Fine settimana a Valencia. La mia guida recitava “300 giorni di sole l’anno”. Be’, mentre a Roma c’erano 25 gradi e un sole pazzesco (o almeno così mi dicono), a Valencia pioggia pioggia pioggia e mai un raggio di sole, con un caldo umido terribile. Clima a parte Valencia è bella, più “europea” e meno “provinciale” di quanto mi aspettassi. Le architetture di Calatrava sono invece stupefacenti esattamente come mi aspettavo. E continuano a costruire, ripulire, ristrutturare, recuperare, abbellire. Ma quanti soldi hanno? O meglio, noi quanti se ne magnamo invece di spenderli per opere pubbliche? è vero che Valencia non è Roma, ma se nella capitale hanno fatto (e ne continuano a fare) così tante storie per la struttura dell’Ara Pacis, figurati se uno gli andava a proporre la Città della Scienza o palazzi moderni inseriti nel centro storico, quando lo storico è ormai solo un rudere. Chissà. Certo è che a Roma quando vedo rifare una strada, e quasi sempre male, ho l’impressione che stiano rimediando i soldi giorno per giorno, fino a quando, com’è venuto è venuto, chiudono tutto e amen.

Sono partito da solo. Biglietto aereo Ryanair (entrambi i voli puntualissimi!) e hostal in pieno centro sono stati gentilmente offerti dai miei colleghi come regalo di laurea. Era tre o quattro anni che non partivo da solo: Thailandia, tre settimane. Devo dire che è stato strano, non sono più abituato.
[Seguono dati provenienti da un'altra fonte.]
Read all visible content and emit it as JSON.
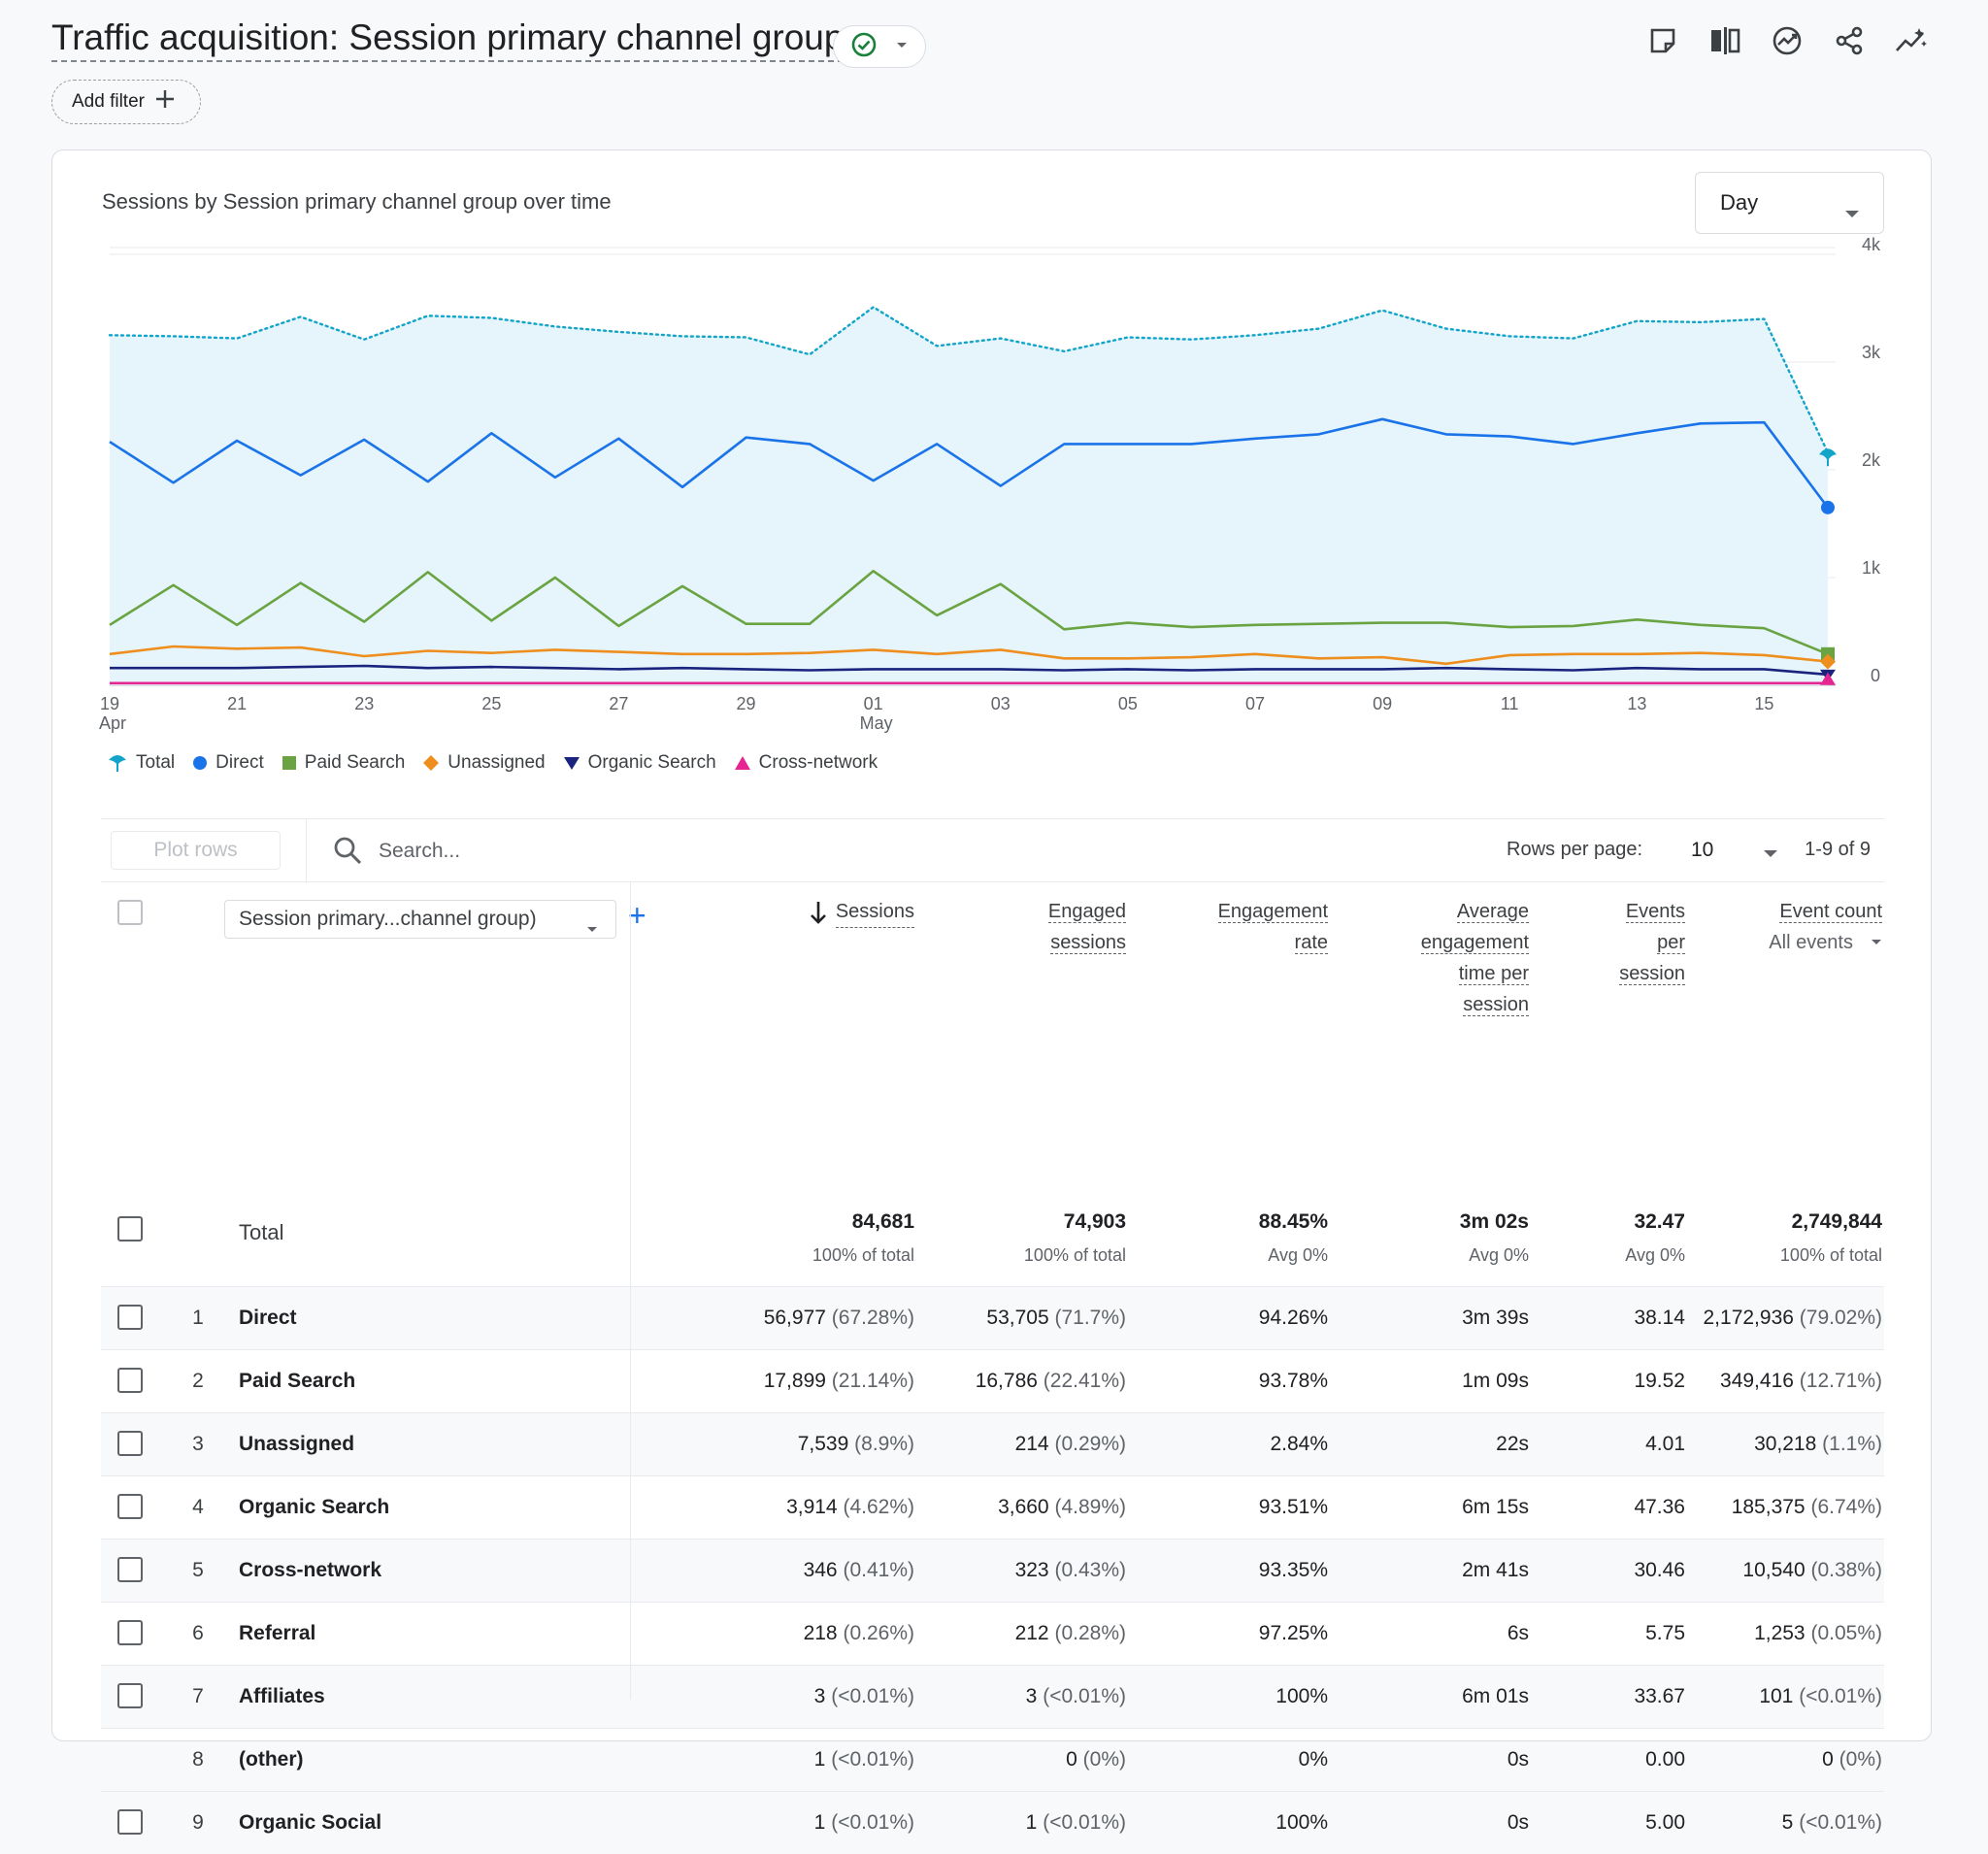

Prima andavo senza problemi, sapendo che la compagnia non mi sarebbe mancata, anzi avere qualcuno al seguito mi sembrava in parte un peso. Ora invece da solo sto più scomodo. Sarà che non avevo scelto io di partire. Comunque prima o poi un altro viaggio da solo, di quelli veri che durano più di un fine settimana, lo rifarò, magari in Perù o ancora in Australia, stavolta a nord.

Dopo ore e ore a camminare e non avendo nessuno con cui chiacchierare, sabato mi sono infilato al cinema, per costringermi a stare due ore seduto. Ho visto Vicky Cristina Barcelona, mi sembrava appropriato. Vedere Scarlett Johansson doppiata in spagnolo è stato spiazzante. Il film è bello, mi piace la svolta che da qualche anno ha preso Woody Allen, mi piacciono i suoi dubbi cosmici e il modo in cui sceglie di raccontarli.

 

Previsione confermata: maglione di Zara a Roma 49,90 euro; lo stesso maglione a Valencia 35,90. I miracoli dell’euro.